La huida by Jim Thompson

La huida by Jim Thompson

autor:Jim Thompson [Thompson, Jim]
La lengua: spa
Format: epub
Tags: Novela, Intriga
editor: ePubLibre
publicado: 1959-01-01T00:00:00+00:00


Capítulo 9

Doc siguió al ladrón a través de la puerta, hasta el tren y luego bajó la rampa hasta la plataforma de carga. El hombre no era visible en ninguna parte cuando él salió del túnel. Pero Doc no esperaba verle. Se ocultó tras una columna cercana y esperó atentamente. Un minuto o dos más tarde, el ladrón salió de detrás de otra columna y volvió a subir la plataforma.

Doc se interpuso bruscamente:

—Muy bien, señor —le dijo—. Solamente quiero… —y tendió la mano hacia la maleta, consiguiendo casi coger el asa.

El ladrón giró la maleta, le volvió la espalda y se dirigió corriendo a la plataforma. Doc se apresuró tras él. Se había equivocado, lo sabía. En la estación debía haber gritado al ladrón, debía haber gritado que era un ladrón. En este caso, el hombre hubiera dejado la maleta y habría desaparecido. Pero había tenido miedo, incluso había creído que no era necesario. Cogido con las manos en la masa, el ladrón la habría dejado sin rechistar.

Desafortunadamente, el hombre era tan desatento, como Doc desconcertante. Había robado aquella maleta, la maleta de su esposa. Ella se había puesto nerviosa y ahora el marido, en lugar de gritar al ladrón se ponía a perseguirle sin decir palabra. Debía ser porque no podía.

Por consiguiente, el ladrón seguía con la maleta, escapándose, con la esperanza de que Doc no se arriesgara a perseguirle.
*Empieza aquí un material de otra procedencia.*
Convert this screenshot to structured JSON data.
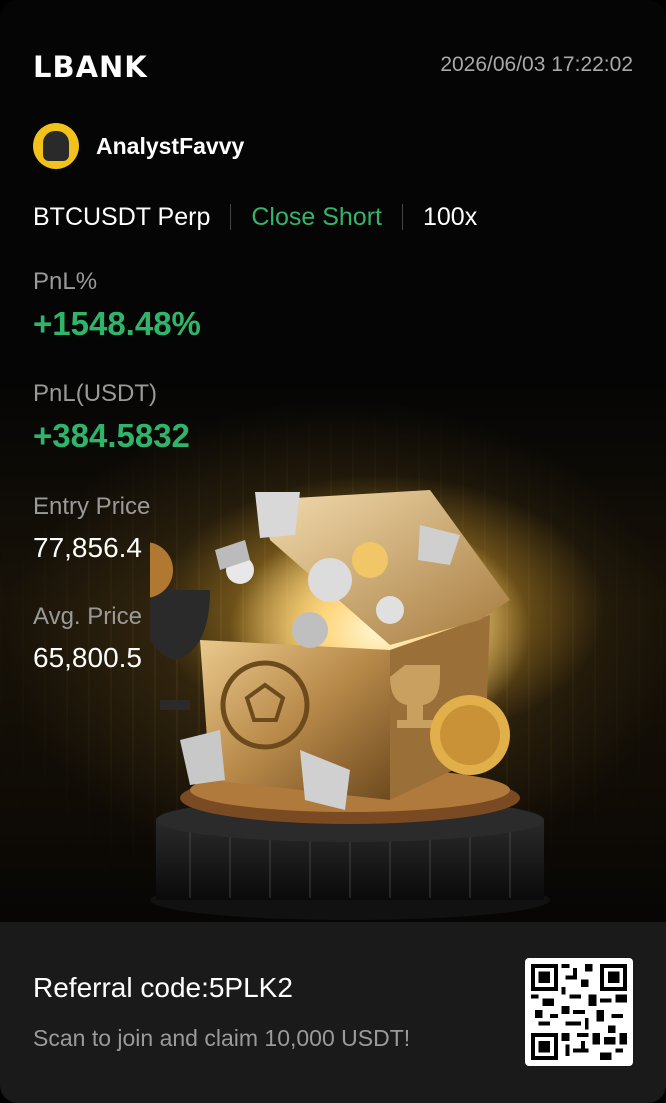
{
  "brand": {
    "logo_text": "LBANK"
  },
  "header": {
    "timestamp": "2026/06/03 17:22:02"
  },
  "user": {
    "name": "AnalystFavvy",
    "avatar_color": "#f1c21b"
  },
  "trade": {
    "pair": "BTCUSDT Perp",
    "side": "Close Short",
    "leverage": "100x",
    "side_color": "#35b36b"
  },
  "stats": {
    "pnl_percent_label": "PnL%",
    "pnl_percent_value": "+1548.48%",
    "pnl_usdt_label": "PnL(USDT)",
    "pnl_usdt_value": "+384.5832",
    "entry_price_label": "Entry Price",
    "entry_price_value": "77,856.4",
    "avg_price_label": "Avg. Price",
    "avg_price_value": "65,800.5",
    "positive_color": "#2fb56a"
  },
  "footer": {
    "referral": "Referral code:5PLK2",
    "scan_text": "Scan to join and claim 10,000 USDT!"
  }
}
Toda su alegría se había venido abajo cuando vio a Doc tras él. Debía haber algo importante en aquella maleta. Y con Doc incapaz de gritar, aprovecharía la ocasión de largarse con ella. O por lo menos con una parte. Podía pedir una parte de lo que contuviera.

El ladrón era un hombre muy seguro de sí mismo, no se podía negar; en aquella especialidad era necesario serlo. Además —y esto tampoco se puede negar— no había conocido a criminales de la categoría de Doc McCoy.

Solamente había dos puertas abiertas en el tren, una en la sección de coches-cama y la otra para los pasajeros de asiento. El ladrón se acercó a la última, colocándose tras una pareja de edad. El revisor le detuvo cuando empezaba a subir.

—Billetes, billetes por favor —entonaba impaciente el hombre—. Muestren sus billetes, señoras y señores.

Se comprendía que los billetes estaban en el fondo del bolso de la señora. Mientras la mujer buscaba ansiosamente, el ladrón dio la vuelta delante de ella y puso un pie en la escalerilla.

—Billete, ¿billete, señor? —le pidió el revisor.

Pero el ladrón ya había entrado en el vagón.

El revisor le lanzó una mirada amenazadora. La anciana encontró uno de los dos billetes; luego, buscando el otro, le cayeron unas cuantas monedas en la plataforma. Inmediatamente, ella y su marido se inclinaron para recogerlas. El revisor les imploró que dejaran paso a los otros pasajeros.

—Billetes, billetes. Por favor, muestren sus billetes.

Pero también él fue empujado hacia un lado mientras otros pasajeros entraban, subían al tren de tres en tres. Y con una cosa y otra, no solamente fue incapaz de marcar los billetes, sino que poco le importó hacerlo o no.